1) Abgeblasen (1992)
2) Luftgärten (1993)
3) Skrupellos (1994)
4) Das Kuckucksei (1996)
5) Clean Break (1997)
6) Das Gesetz der Serie (1998)

Handlung

Als sie bei dem schmierigen Autohändler Darryl Day einen Sportwagen bestellt, ahnt Kate Brannigan noch nicht, was sie damit anrichtet. Sie ermittelt für das Kreditinstitut des Autoherstellers Leo, ob bei solchen Deals alles mit rechten Dingen zugeht. Tut es definitiv nicht. Denn Darryl Day hat offenbar seine eigenen Finanzkanäle, um Käufern, die etwas knapp bei Kasse sind, zu einem Superschlitten wie dem brandneuen Leo Gemini Turbo Super Coupé GLXi zu verhelfen. Er selbst streicht dabei einen günstigen 90-Tage-Kredit des Autoherstellers ein, um das Geld günstig zu investieren.

Richard Barclay, Kates Freund, unterschreibt den Kaufvertrag, und schon bald soll das Auto ihm gehören – zur Tarnung. Er findet Gefallen an dem Sportwagen, was Kate nicht verwundert, denn ihr Liebster, ein Musikjournalist, fährt ein uraltes VW Cabrio. Zwischen der Technik von 1936 und der von 1994 besteht doch ein gewisser Unterschied, merkt sie an. Wie auch immer: Zwei Tage später ist der Wagen gestohlen.

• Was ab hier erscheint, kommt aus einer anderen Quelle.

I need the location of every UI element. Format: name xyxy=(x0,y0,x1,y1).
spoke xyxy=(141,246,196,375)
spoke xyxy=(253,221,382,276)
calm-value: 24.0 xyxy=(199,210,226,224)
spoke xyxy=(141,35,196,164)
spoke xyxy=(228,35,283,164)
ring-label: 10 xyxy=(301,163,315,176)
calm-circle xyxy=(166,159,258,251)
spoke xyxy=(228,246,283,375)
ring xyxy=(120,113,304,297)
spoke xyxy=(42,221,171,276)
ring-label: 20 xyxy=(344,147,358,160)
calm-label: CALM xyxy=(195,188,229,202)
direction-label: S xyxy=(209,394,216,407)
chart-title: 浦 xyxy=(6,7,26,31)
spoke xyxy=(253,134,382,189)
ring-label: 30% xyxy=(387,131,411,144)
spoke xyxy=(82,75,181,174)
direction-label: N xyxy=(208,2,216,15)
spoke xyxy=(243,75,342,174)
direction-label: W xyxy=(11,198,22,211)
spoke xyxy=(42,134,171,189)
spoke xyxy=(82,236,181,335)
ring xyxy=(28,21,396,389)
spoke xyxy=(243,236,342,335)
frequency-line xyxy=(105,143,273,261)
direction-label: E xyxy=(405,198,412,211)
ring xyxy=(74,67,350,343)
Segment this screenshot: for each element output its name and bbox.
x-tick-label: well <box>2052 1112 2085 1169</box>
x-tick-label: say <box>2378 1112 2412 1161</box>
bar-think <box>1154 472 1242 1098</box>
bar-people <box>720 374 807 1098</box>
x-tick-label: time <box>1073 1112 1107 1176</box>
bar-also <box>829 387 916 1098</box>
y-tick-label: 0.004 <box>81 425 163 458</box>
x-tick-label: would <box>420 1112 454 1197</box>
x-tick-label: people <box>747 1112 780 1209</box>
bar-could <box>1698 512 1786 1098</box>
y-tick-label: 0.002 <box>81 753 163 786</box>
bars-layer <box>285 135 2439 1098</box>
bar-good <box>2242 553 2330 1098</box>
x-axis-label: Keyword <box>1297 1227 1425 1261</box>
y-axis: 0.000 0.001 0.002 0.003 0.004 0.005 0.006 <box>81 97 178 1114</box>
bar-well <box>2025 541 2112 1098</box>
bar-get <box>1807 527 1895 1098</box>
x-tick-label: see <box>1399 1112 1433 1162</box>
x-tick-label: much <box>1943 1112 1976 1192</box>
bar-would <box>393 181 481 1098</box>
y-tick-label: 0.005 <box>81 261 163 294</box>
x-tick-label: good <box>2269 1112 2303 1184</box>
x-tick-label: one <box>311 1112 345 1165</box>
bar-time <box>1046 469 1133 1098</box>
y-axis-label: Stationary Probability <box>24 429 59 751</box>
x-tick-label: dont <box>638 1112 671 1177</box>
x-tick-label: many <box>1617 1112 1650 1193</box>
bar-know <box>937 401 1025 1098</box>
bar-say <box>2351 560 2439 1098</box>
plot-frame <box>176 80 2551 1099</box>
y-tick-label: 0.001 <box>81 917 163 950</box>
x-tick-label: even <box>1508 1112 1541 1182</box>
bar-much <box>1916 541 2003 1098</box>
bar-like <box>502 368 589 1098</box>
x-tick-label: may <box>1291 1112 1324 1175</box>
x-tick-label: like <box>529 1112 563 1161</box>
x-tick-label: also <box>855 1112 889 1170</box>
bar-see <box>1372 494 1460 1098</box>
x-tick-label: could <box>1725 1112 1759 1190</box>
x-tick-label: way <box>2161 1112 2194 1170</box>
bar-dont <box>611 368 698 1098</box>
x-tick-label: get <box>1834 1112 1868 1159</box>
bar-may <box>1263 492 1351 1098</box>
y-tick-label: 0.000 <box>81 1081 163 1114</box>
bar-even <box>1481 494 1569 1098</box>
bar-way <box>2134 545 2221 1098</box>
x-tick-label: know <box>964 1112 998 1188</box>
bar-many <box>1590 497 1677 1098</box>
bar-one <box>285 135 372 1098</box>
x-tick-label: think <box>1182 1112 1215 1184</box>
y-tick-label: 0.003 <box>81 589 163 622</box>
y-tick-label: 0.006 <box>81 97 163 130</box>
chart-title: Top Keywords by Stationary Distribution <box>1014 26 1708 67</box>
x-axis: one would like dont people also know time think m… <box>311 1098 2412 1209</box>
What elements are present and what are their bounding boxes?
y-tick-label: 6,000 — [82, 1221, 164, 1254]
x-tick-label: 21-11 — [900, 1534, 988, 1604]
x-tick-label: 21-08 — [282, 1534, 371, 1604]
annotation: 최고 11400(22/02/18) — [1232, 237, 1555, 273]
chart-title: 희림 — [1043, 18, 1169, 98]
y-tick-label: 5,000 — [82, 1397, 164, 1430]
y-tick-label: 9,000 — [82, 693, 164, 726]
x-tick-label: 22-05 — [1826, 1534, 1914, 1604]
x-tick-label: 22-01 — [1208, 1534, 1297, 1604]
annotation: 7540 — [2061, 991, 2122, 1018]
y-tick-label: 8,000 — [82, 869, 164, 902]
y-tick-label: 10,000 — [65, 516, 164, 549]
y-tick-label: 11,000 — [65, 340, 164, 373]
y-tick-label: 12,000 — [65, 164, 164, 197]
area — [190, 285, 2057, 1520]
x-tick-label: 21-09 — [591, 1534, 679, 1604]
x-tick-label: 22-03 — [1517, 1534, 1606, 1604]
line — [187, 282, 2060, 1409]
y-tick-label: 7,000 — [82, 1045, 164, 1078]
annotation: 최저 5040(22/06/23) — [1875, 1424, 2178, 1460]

Aber nicht für lange. Richard stiehlt ihn zurück. Aber auch diesmal nicht für lange. Kate wird nicht von ihm aus dem Schlaf gerissen, sondern von der Strafverteidigerin Ruth Hunter: Richard sitze auf einem Polizeirevier in der Arrestzelle und werde wohl bald dem Haftrichter vorgeführt. Aber warum bloß? Na, wegen der zwei Kilogramm Crack im Kofferraum seines Wagens und wegen eines pädophilen Fotos, das die zwei Verkehrspolizisten im Wageninneren gefunden haben. Ruth hält Richard nicht für fähig, Drogenhandel zu treiben – die Gangs in Manchesters Unterwelt würden ihn sofort umlegen.

Foto-Fährte

Indem sie sich den Zugang zum Verhörraum auf dem Polizeirevier erschwindelt, bekommt Kate die ganze Story hautnah mit. Es sieht nicht so aus, als würde ihr Liebster schon bald aus dem Arrest entlassen werden, ganz im Gegenteil: Ist er etwa auch noch in SM-Pornografie mit Kindern verwickelt, wie ein Foto nahelegt? Natürlich nicht, aber dieser zweite Verdacht verschafft der Anwältin zusätzliche Zeit, bevor die Behörden ihn in einen echten Knast verlegen. Derweil könne sich Kate um die Aufklärung kümmern: Wer hat Richard mit dem Rauschgift reingelegt?

Davy

Ein zweites Problem stellt Richards Sohn David dar, der nun aus den Ferien zurückerwartet wird. Davy lebt bei seiner Mutter, die sich von Richard getrennt hat. Kate ist die schlechteste Mutter der Welt, wie sie weiß. Sie überredet ihre Freundin, die Reporterin Alexis, und deren lesbische Freundin Chris (siehe Band 2), Davy zumindest für ein, zwei Tage bei sich aufzunehmen. Aber irgendwann wird der Junge seinen Vater sehen wollen. Klappt das nicht, hat Davys einen guten Grund, ihm das Recht auf ein Wiedersehen mit seinem Sohn streitig zu machen.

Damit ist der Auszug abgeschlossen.